Wednesday, May 2, 2012

If faith can move mountains

Today my faith was tested. Hour by hour minute by minute ! My precious mom better known as mama was admitted to the hospital. She's really ill and I'm really afraid of losing her. What we thought was simple became complicated in a matter of seconds. The chest X-ray ruined it all. Her bloodworm was another story. White count really low and now there's a bone marrow biopsy scheduled for tomorrow. Another day of nervous stomach and questions maybe answered and my life is changed forever. The results can change it all. Our cozy little set up. Not perfect but not awful either. God please work your miracles. Please.

Monday, April 30, 2012

His mysterious ways

This past week has been stressful to say the least. A little background? My mom has been really sick. She's been sick for a while. Since December she's had no energy. No desire to do anything. Since my dads Alzheimer's diagnosis she's shut down. She's used to being cared for. Not caring for. See in her 40s she had two heart attacks. Actually at my age really. So she subconsciously hoped to check out so she wouldn't have to watch my dad. Her sweetest husband. Godly man go down like she thinks he will.
Now on to the rest of the story. God is faithful. He will get our attention. And it may be in a way that we aren't find of. So mom goes in the hospital. She was swollen all over. Arms legs torso and fluid was everywhere. She had an emergency blood transfusion.
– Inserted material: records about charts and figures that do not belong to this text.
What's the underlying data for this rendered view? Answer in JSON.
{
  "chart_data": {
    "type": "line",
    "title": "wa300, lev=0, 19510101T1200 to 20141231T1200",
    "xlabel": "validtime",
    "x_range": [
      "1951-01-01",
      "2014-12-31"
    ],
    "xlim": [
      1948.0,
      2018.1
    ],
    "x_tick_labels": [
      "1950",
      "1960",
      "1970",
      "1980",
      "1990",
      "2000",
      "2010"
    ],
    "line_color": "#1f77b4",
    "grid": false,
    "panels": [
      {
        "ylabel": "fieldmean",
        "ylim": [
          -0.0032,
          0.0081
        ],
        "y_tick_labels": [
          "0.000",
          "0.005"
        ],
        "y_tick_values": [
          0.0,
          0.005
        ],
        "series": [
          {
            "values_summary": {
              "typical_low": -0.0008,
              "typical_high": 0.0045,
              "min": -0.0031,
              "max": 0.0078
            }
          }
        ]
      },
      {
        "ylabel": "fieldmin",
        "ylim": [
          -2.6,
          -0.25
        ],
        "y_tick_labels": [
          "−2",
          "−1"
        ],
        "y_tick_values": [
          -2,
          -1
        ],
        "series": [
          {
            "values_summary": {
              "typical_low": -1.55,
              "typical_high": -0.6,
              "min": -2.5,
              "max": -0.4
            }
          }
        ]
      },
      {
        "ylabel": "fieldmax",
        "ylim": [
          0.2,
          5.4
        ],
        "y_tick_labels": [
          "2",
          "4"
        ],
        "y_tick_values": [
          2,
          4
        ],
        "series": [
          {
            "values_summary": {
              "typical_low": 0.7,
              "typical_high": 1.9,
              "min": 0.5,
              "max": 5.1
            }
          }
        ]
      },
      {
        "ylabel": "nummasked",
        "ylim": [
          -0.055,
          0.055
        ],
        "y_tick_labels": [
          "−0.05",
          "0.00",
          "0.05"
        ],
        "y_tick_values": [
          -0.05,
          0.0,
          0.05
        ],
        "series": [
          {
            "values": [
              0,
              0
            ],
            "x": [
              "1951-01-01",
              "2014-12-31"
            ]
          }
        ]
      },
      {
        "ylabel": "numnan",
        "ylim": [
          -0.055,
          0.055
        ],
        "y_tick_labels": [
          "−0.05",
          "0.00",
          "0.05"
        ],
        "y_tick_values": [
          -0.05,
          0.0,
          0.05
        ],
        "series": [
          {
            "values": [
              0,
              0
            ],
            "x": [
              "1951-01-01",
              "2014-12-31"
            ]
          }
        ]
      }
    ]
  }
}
Then lots of diuretics The miracle happened the first night in the hospital. God prompted me to call my pastor and neighbor in jackson ms. ( all this time I'm stuck in Pensacola) he shows up to speak truth to them and pray with them. While he was there my mom confessed that she didn't know for sure if she was going to heaven. The enemy was defeated that night and another life won for Jesus christ. Praise Him for this trial. Praise Him for her surrendering to Him. And for hearing all the prayers going up in our behalf. Peace is with us and there's proof that He works all for good!
In Him
Kim

Friday, April 20, 2012

When your tithe isn't supposed to hurt

Our tithe actually put our account in overdraft frenzy. An act of faith. But I'm taking this as a learning experience and I welcome His lesson in all of it and I still give in faith because my Father demands it. It's not my money really. It's His. I love how He always gives us what we need. I admit lately I have fallen short of what's expected if me but in His eyes I'm ok. I'm still loved and lovable. Praise Jesus. I don't feel like it today. I feel like a failure. Like I can try and try but can't get it right. What's so hard about balancing a checkbook? My accounting teacher would be so disappointed. Sorry mrs Arnold. So I get back up. Dust off the shame and ask for strength to try again. For I only truly fail when I quit. Need prayers today for anything? I'm honored to pray for you!

Wednesday, April 11, 2012

The zoo

All Gods creatures have a place in the choir. We went to the zoo today with the school. First grade class. My sweet first grader. I concluded today that the investment of time that we put into our children is the most important investment we will ever make. I love knowing that whether I'm there with m or not she knows God is watching and that's enough to keep her respectful of others and especially adults. So train up a child in the way they should go and when they're on a field trip at the zoo without u. They will be sweet and respectful of others in charge. Thank you sweet girl for a really fun day.

Sunday, April 1, 2012

Palm Sunday

Jesus told His disciples to go get a colt and tell them the Lord sent them to get it. He rode through the town , shouts from the crowds hosanna in the highest !!! Palm branches on the streets. Everyone laying down everything at His feet. I'm laying. Everything at His feet. I'm laying my life at His feet. May we not be the same a week from now.

Saturday, March 31, 2012

Praise you for all you have done

Dear God
I praise you for loving me and accepting me for me. For creating me and molding me into the imperfect yet perfect woman, mom, wife. Knowing that your Son came here before me to pave the way. From infancy to adulthood what am example for Me. So thank you. Thank you for the peace and love and acceptance and provision and love unending. My love for you is huge. This love story will continue.